I cannot simply choose ring in general as some package managers I need to support down the line only store md5sums (looking at you dpkg/apt). And ring does not support md5 (for very good reasons for its primary use case). So I need to figure out how to make the rustcrypto crates performant (I have not yet implemented support for dpkg, so I haven't tried the md5 performance yet).

ring uses assembly for implementation of most algorithms in it, so used optimization level does not influence core of the algorithm (block compressing function). Meanwhile sha2 has a pure Rust backend, which can be really inefficient with disabled optimizations as any other pure Rust code.

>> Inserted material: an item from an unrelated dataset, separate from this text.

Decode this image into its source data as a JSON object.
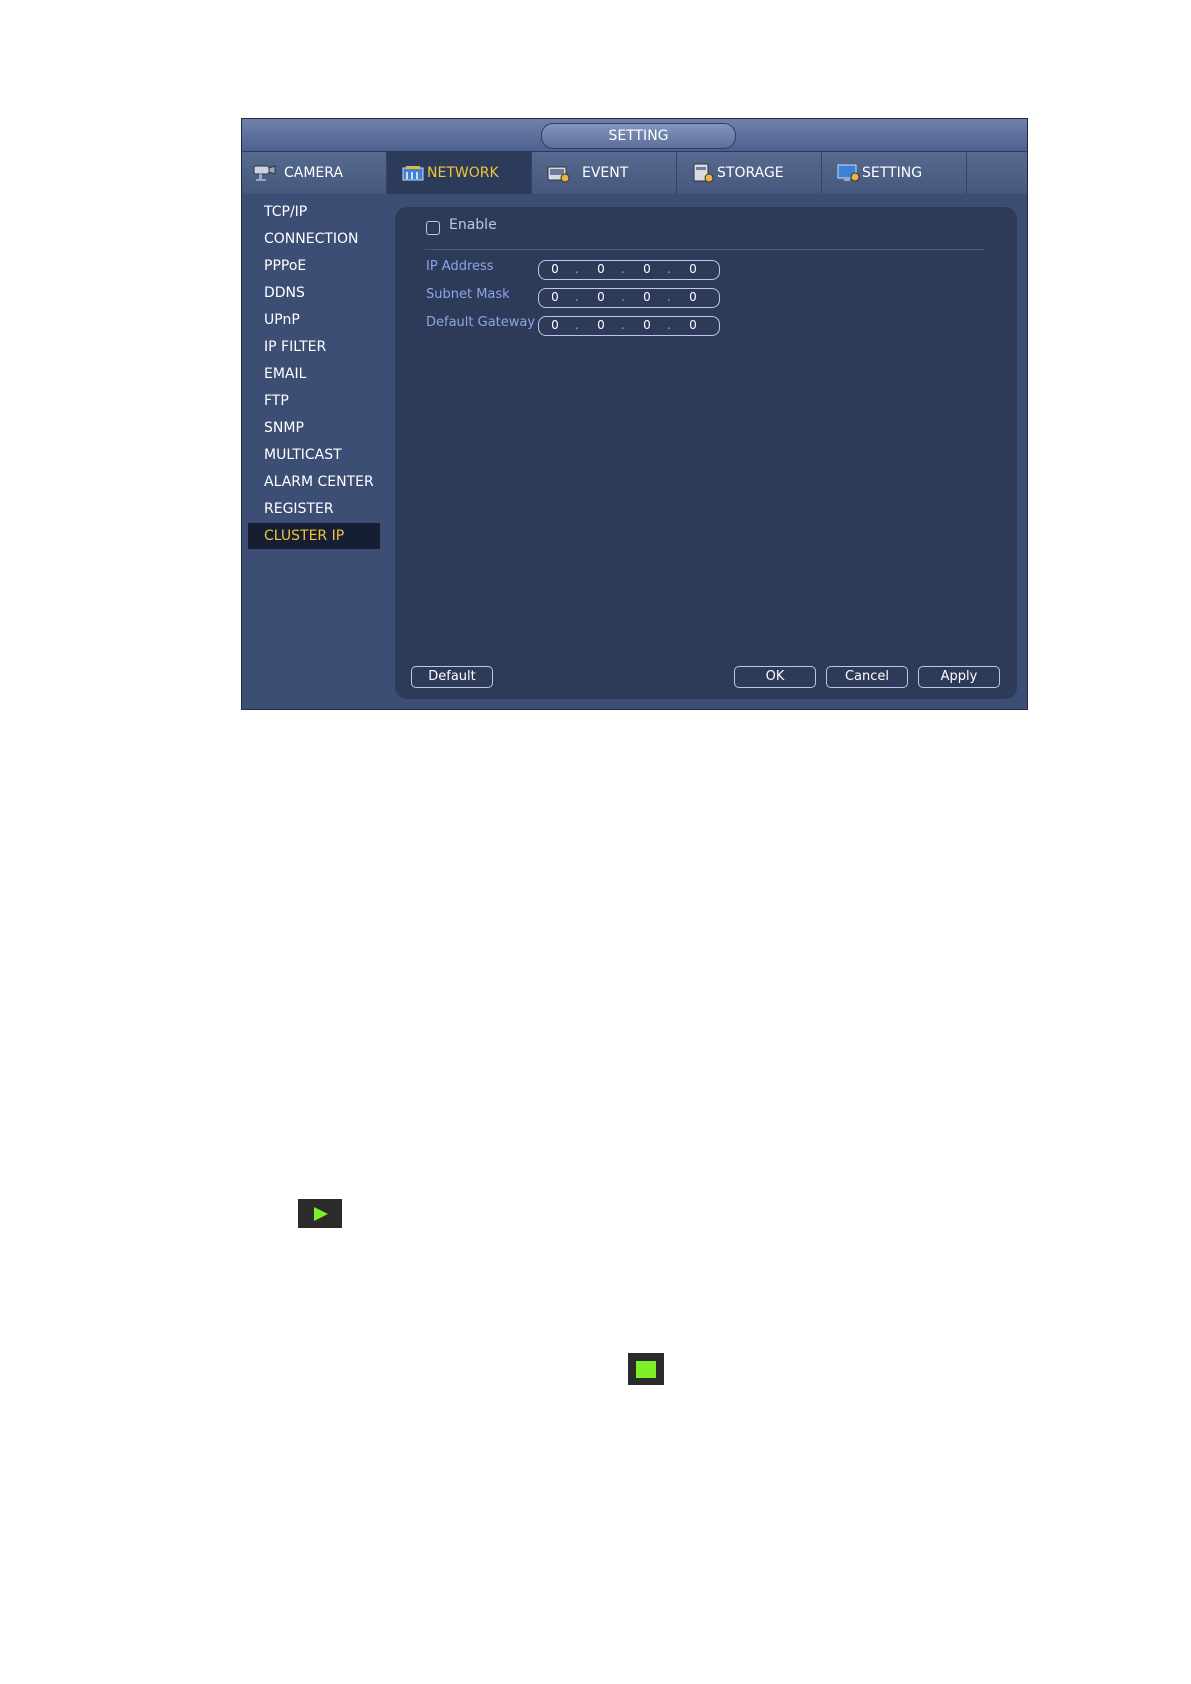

Also, if it's important for you to get a small binary, current version of sha2 can be suboptimal because of manually unrolled round loops. See this issue for more information.

2 Likes

Aha, that explains it. But then what does the "asm" feature of sha2 even do? Unfortunately the crate features aren't documented in this case (this is quite often the case and always regrettable).

No, this is more of a nice to have. So I'm perfectly happy with making just the sha2 crate build with opt level 2 instead of s. If I can make it work with both publishing to crates.io and in a workspace.

It enables experimental support for asm implementation based on the sha2-asm crate from this repository. Enabling it should make sha2 faster with disabled optimizations similarly to ring, but note that we plan to remove this feature in future breaking releases. We may later bring back assembly backends for x86 and ARM targets, but they would be implemented using asm! similarly to the LoongArch asm backend.

Note that the s level can result in a much slower binary, since it inhibits a lot of important optimizations such as inlining. Use it only when binary size is an absolute priority, e.g. for restricted embedded targets.